После полудня всех вас одолела усталость. Лутц предложил (известно ведь, в городе зной нарастает по меньшей мере часов до трех—камень кругом, а от этого еще жарче) съездить «на другую сторону». То есть через мост, в «мостовое» предместье. Именно этот район бывшего Л. вы оба с Лутцем знали из рук вон плохо, скрывай не скрывай. Раньше, бывало, только услышишь: «Мостовое» предместье, — и сразу все тебе ясно: речь идет о работягах с джутовой фабрики и из канатной мастерской. В «мостовом» предместье обитала беднота. Эти люди населяли ветхие, покосившиеся халупы или плохонькие многоквартирные дома. Весной в подвалах стояла вода.
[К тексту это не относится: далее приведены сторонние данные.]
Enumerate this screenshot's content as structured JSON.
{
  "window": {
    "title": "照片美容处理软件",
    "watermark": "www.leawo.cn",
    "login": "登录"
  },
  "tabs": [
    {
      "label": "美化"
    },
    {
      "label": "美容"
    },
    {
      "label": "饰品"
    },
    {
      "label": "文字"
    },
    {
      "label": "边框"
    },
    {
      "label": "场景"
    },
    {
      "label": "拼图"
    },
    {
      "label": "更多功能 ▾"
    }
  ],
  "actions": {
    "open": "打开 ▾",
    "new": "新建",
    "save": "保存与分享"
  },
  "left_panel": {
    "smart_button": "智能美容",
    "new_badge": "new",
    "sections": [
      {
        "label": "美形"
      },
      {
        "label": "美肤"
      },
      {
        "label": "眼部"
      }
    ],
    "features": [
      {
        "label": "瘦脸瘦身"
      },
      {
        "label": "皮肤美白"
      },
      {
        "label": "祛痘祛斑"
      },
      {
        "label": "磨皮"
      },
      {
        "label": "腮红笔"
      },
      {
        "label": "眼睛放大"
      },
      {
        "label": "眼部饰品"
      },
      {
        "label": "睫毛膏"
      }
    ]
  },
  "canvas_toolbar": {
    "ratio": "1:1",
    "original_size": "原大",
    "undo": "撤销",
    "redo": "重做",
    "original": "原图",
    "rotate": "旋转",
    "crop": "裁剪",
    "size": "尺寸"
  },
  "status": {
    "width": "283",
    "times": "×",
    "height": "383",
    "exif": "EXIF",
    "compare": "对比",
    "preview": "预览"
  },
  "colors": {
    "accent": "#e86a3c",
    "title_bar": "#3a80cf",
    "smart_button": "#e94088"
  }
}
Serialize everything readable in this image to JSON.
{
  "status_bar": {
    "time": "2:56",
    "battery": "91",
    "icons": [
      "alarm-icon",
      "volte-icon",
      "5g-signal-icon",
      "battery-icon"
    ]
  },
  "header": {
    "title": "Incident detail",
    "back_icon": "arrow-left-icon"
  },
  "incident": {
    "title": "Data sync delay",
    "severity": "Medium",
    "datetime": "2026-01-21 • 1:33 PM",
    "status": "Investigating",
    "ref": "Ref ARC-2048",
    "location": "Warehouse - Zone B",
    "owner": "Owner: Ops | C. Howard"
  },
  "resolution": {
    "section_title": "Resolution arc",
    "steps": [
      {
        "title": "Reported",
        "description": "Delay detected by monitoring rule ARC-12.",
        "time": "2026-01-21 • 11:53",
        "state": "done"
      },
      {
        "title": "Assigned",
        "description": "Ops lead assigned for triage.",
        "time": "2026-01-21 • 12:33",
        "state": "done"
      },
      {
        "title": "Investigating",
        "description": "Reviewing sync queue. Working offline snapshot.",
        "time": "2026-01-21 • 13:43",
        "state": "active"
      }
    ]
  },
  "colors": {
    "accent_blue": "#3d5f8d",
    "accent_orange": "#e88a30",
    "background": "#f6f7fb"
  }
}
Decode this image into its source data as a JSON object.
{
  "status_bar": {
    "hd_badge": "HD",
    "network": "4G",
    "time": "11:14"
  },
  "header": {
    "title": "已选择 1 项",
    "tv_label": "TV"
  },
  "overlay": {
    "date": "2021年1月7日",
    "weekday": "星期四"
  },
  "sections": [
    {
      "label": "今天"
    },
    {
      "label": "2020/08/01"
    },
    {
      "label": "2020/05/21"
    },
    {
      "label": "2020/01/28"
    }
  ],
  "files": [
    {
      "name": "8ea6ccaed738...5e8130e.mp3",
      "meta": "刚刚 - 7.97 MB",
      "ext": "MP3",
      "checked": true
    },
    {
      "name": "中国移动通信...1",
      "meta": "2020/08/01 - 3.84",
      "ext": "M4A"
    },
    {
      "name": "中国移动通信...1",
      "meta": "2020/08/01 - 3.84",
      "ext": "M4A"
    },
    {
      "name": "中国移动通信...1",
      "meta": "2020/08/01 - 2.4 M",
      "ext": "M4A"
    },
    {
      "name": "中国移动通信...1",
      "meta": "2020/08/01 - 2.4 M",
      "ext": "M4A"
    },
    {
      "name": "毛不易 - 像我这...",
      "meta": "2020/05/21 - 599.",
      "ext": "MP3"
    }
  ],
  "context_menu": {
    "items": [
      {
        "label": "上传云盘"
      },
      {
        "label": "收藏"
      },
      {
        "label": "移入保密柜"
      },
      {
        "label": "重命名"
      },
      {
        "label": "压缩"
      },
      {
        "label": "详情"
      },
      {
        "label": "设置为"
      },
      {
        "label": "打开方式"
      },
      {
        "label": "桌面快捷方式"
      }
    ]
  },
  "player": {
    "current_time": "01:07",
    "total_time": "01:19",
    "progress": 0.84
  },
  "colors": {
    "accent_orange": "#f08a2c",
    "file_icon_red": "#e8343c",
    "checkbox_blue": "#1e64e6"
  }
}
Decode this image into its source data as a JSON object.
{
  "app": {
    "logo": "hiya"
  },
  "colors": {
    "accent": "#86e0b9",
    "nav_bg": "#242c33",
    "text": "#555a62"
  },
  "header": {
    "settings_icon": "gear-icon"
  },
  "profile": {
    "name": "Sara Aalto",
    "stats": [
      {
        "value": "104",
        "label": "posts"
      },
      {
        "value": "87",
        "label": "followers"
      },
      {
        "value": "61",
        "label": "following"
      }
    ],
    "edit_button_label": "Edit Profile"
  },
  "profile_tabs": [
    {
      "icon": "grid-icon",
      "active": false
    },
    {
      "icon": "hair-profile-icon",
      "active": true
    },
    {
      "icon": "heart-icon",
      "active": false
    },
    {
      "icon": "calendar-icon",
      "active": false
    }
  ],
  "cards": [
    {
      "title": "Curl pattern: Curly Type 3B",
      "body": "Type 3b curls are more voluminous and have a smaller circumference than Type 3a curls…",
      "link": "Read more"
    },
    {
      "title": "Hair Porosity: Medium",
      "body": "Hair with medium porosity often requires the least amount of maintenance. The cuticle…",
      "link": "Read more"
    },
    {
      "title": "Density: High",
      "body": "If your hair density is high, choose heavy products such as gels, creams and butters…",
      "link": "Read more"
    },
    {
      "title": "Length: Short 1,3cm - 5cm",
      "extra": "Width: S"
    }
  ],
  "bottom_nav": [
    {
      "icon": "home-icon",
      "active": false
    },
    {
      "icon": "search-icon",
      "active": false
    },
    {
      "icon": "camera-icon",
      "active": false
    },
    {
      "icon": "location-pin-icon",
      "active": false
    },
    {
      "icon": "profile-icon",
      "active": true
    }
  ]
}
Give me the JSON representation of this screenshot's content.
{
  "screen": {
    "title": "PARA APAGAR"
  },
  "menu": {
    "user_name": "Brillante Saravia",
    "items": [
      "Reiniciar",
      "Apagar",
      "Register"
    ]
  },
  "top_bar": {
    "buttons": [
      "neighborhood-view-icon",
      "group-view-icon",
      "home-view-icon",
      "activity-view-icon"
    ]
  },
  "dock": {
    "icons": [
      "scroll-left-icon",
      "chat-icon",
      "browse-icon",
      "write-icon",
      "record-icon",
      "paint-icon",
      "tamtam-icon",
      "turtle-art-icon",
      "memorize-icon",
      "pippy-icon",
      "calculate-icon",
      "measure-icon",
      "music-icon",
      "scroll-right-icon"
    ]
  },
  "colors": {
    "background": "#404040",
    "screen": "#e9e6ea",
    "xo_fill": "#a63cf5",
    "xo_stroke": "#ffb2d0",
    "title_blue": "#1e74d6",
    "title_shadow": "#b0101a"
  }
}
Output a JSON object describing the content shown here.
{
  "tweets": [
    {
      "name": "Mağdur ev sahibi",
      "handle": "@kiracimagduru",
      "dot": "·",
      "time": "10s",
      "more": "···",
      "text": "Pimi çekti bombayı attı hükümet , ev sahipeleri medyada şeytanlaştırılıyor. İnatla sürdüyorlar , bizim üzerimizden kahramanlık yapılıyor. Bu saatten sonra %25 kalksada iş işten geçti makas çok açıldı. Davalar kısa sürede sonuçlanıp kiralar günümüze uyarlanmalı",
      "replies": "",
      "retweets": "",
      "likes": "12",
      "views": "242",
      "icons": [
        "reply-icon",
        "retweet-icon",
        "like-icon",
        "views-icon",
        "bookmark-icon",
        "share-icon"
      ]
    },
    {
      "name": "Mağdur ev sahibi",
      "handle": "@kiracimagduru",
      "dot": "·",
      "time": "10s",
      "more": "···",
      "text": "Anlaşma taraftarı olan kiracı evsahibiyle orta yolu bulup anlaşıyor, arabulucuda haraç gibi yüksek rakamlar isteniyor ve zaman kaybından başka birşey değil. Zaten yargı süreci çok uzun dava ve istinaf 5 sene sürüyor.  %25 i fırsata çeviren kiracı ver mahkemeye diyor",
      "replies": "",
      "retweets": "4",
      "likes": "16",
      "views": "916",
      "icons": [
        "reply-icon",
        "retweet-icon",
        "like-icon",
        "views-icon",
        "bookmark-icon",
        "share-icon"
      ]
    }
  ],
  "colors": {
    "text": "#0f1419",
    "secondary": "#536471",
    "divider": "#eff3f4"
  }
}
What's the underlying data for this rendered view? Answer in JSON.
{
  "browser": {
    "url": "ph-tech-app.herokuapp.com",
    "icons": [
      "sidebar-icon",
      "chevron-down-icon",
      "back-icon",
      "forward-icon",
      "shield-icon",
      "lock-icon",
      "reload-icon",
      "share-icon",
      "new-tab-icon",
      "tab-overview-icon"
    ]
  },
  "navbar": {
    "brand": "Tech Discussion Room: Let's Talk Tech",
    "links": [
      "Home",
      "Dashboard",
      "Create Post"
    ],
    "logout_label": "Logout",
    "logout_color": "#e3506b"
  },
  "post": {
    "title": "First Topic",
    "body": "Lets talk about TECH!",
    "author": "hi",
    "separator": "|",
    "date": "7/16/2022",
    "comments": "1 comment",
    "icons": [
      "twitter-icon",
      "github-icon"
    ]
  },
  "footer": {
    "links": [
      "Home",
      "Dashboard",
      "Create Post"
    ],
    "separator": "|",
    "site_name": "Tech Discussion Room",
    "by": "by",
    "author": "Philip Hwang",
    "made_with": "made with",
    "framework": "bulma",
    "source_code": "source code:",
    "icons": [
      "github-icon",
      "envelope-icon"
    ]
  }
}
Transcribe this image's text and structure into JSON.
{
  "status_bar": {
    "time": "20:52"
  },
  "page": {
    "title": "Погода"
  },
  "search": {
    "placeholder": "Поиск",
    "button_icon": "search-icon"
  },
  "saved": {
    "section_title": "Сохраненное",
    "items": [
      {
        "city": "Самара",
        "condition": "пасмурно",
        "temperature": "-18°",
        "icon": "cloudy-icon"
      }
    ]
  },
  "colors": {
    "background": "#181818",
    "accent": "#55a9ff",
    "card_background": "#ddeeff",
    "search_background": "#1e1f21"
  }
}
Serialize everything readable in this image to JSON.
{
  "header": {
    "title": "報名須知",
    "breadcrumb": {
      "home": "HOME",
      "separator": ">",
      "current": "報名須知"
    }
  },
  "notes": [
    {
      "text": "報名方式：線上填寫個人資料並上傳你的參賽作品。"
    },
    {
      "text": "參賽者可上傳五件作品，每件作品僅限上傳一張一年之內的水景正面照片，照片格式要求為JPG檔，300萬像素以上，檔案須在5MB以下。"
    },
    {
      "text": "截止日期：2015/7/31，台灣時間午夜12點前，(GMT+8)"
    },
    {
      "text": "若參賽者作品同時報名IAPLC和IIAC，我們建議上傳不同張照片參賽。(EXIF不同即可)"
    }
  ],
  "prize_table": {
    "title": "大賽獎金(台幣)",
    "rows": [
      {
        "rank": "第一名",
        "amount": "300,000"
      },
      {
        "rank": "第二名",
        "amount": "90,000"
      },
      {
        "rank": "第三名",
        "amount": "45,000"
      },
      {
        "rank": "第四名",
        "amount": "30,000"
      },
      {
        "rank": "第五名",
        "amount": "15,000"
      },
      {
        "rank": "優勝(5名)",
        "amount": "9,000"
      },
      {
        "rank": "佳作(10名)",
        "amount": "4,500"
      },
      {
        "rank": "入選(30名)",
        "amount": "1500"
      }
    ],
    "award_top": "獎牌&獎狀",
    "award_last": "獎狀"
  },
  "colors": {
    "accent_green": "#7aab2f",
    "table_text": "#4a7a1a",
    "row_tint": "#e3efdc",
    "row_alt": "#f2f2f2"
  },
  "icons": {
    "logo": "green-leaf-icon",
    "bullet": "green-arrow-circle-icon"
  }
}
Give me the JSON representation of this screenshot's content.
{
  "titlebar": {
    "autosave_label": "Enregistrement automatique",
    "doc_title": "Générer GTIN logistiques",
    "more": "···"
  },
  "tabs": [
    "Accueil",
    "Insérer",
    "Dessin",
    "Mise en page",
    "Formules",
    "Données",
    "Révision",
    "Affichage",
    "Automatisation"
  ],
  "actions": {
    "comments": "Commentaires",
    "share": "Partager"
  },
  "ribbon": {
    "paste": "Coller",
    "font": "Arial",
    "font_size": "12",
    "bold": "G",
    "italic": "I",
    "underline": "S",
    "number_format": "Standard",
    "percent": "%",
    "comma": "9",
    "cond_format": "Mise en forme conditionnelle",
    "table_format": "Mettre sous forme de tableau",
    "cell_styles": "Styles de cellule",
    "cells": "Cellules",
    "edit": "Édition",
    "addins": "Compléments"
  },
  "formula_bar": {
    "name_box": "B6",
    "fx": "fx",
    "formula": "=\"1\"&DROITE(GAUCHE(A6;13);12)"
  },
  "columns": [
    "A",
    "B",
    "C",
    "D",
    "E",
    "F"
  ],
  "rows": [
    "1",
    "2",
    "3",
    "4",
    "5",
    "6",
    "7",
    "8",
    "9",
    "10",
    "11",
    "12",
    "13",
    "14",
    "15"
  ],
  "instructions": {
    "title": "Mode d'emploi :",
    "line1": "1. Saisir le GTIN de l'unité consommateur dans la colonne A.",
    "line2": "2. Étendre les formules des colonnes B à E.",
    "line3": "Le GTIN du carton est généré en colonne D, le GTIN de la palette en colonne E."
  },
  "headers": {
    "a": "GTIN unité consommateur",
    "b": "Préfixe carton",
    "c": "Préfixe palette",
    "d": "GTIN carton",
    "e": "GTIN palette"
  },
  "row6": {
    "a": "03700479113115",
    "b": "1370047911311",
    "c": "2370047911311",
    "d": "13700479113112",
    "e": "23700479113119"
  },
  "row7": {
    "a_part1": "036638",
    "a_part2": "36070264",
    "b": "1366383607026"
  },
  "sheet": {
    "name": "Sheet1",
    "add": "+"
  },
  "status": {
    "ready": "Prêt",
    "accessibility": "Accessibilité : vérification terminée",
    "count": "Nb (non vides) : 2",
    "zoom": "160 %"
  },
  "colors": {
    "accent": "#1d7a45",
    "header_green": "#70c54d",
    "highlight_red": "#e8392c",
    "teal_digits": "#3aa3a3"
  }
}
Дети этих людей ходили не в те школы, где учились вы, и купались совсем в других местах, за пределами купальни, там были песчаные отмели и омуты и оттуда они панибратски переговаривались с плотогонами и матросами-речниками. «Наследн. Штраухам — поблекшая надпись на кирпичной стене фабричного цеха. Штраух, Штраух, задумчиво повторял Лутц. это, кажется...
Да. Отец или дед доктора Юлианы Штраух, тот самый, один из богатейших местных предпринимателей, который пожертвовал городу статую для фонтана на Рыночной площади, ее так и прозвали—«Штраухова Мария». Ни слова больше о фройляйн доктор Штраух, пока ни слова. Взамен ты напоминаешь брату, кто его просветил, а машина тем временем тихонько ползет узкими улочками на другом берегу Варты, которую ты увидела впервые за много лет. Только сейчас, когда ты сказала, говорит он, что-то смутно прорисовывается. Ленка заметила, что такое сестринское рвение, пожалуй, достойно несколько большей благодарности.